Once from the primordial waters issued forth a fiery lingam, composed of an awesome column of flames. This occurrence took place between the end of one cosmic cycle and the beginning of the next. Seemingly endless, this awe-inspiring sight perplexed both Vishnu and Brahma. Deciding to investigate its origins and end, Brahma took the form of a swan and rose upwards to look for its zenith, while Vishnu transformed into a boar and dove into the waters. Brahme flew higher and higher, but couldn't reach its summit, Vishnu too was not successful in reaching the bottom of this cosmic linga. Ultimately both returned to their starting pint without solving its mystery. When they both discussed their attempts, Vishnu conceded his lack of success, while Brahma untruthfully claimed that he had successfully reached the highest point. To support his claim, he presented the Ketaki flower as a witness, who falsely testified that she had witnessed Brahma' success, as she was falling down the heavens.

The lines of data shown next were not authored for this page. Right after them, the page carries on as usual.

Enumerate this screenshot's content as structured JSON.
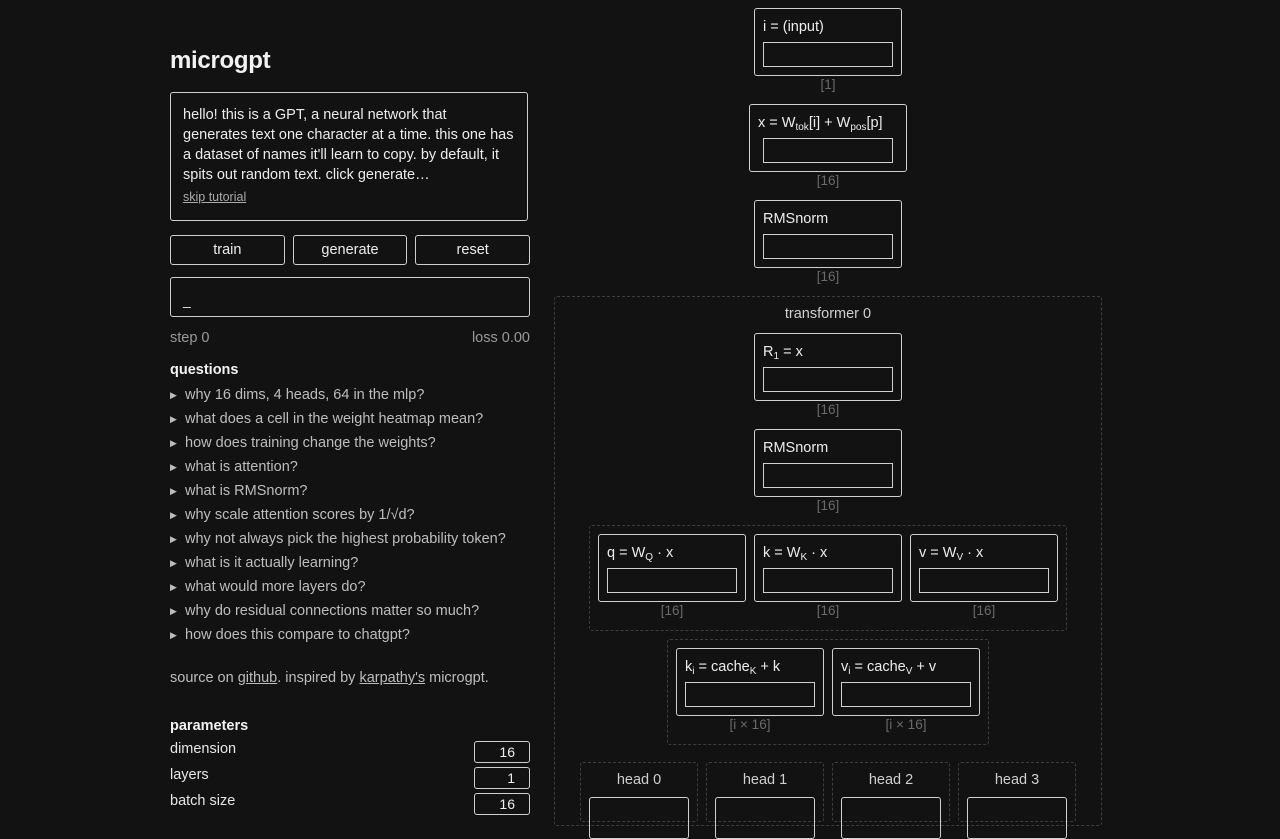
{
  "app": {
    "title": "microgpt"
  },
  "intro": {
    "text": "hello! this is a GPT, a neural network that generates text one character at a time. this one has a dataset of names it'll learn to copy. by default, it spits out random text. click generate…",
    "skip_label": "skip tutorial"
  },
  "controls": {
    "train_label": "train",
    "generate_label": "generate",
    "reset_label": "reset"
  },
  "output": {
    "text": "_"
  },
  "status": {
    "step": "step 0",
    "loss": "loss 0.00"
  },
  "questions": {
    "title": "questions",
    "items": [
      "why 16 dims, 4 heads, 64 in the mlp?",
      "what does a cell in the weight heatmap mean?",
      "how does training change the weights?",
      "what is attention?",
      "what is RMSnorm?",
      "why scale attention scores by 1/√d?",
      "why not always pick the highest probability token?",
      "what is it actually learning?",
      "what would more layers do?",
      "why do residual connections matter so much?",
      "how does this compare to chatgpt?"
    ]
  },
  "source": {
    "prefix": "source on ",
    "github_label": "github",
    "middle": ". inspired by ",
    "karpathy_label": "karpathy's",
    "suffix": " microgpt."
  },
  "parameters": {
    "title": "parameters",
    "items": [
      {
        "label": "dimension",
        "value": "16"
      },
      {
        "label": "layers",
        "value": "1"
      },
      {
        "label": "batch size",
        "value": "16"
      }
    ]
  },
  "diagram": {
    "input_node": {
      "label": "i = (input)",
      "dim": "[1]"
    },
    "embed_node": {
      "label_x": "x = W",
      "sub_tok": "tok",
      "label_i": "[i] + W",
      "sub_pos": "pos",
      "label_p": "[p]",
      "dim": "[16]"
    },
    "rmsnorm_1": {
      "label": "RMSnorm",
      "dim": "[16]"
    },
    "transformer": {
      "title": "transformer 0",
      "residual": {
        "label_r": "R",
        "sub": "1",
        "label_eq": " = x",
        "dim": "[16]"
      },
      "rmsnorm": {
        "label": "RMSnorm",
        "dim": "[16]"
      },
      "q": {
        "label": "q = W",
        "sub": "Q",
        "suffix": " · x",
        "dim": "[16]"
      },
      "k": {
        "label": "k = W",
        "sub": "K",
        "suffix": " · x",
        "dim": "[16]"
      },
      "v": {
        "label": "v = W",
        "sub": "V",
        "suffix": " · x",
        "dim": "[16]"
      },
      "kcache": {
        "label": "k",
        "sub": "i",
        "mid": " = cache",
        "sub2": "K",
        "suffix": " + k",
        "dim": "[i × 16]"
      },
      "vcache": {
        "label": "v",
        "sub": "i",
        "mid": " = cache",
        "sub2": "V",
        "suffix": " + v",
        "dim": "[i × 16]"
      },
      "heads": [
        "head 0",
        "head 1",
        "head 2",
        "head 3"
      ]
    }
  }
}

While they were so conversing, the linga itself burst open and the Great Lord Shiva sprung forth before them. His indeed was the omnipotent presence which even the combined mights of both Vishnu and Shiva could not fathom. But Shiva, at this moment was incensed at the falsehoods uttered by both the Ketaki flower and Brahma. He cursed Ketaki saying that her flowers would never be used in his worship, and to Brahma he directed the curse of no worship. Indeed to this day, a temple dedicated exclusively to Brahma is hard to come by, and the Ketaki flower, even though luxuriously fragrant, is never used in the worship of Shiva.

Here Shiva is seen adored by both Vishnu and Brahma, and asserting his supremacy over them. The painting's central axis is dominated by the vertical linga, made up of tiers of red and gold flames.

The five-headed, eight-armed Shiva sits majestically in a yogic posture against the backdrop of the linga. A right arm blesses Brahma, and the corresponding left, Vishnu. The gods are seen acknowledging Shiva's supremacy with a bow. Ketaki, the fragrant flower is deified as a Devi, and can be seen below the figure of Vishnu.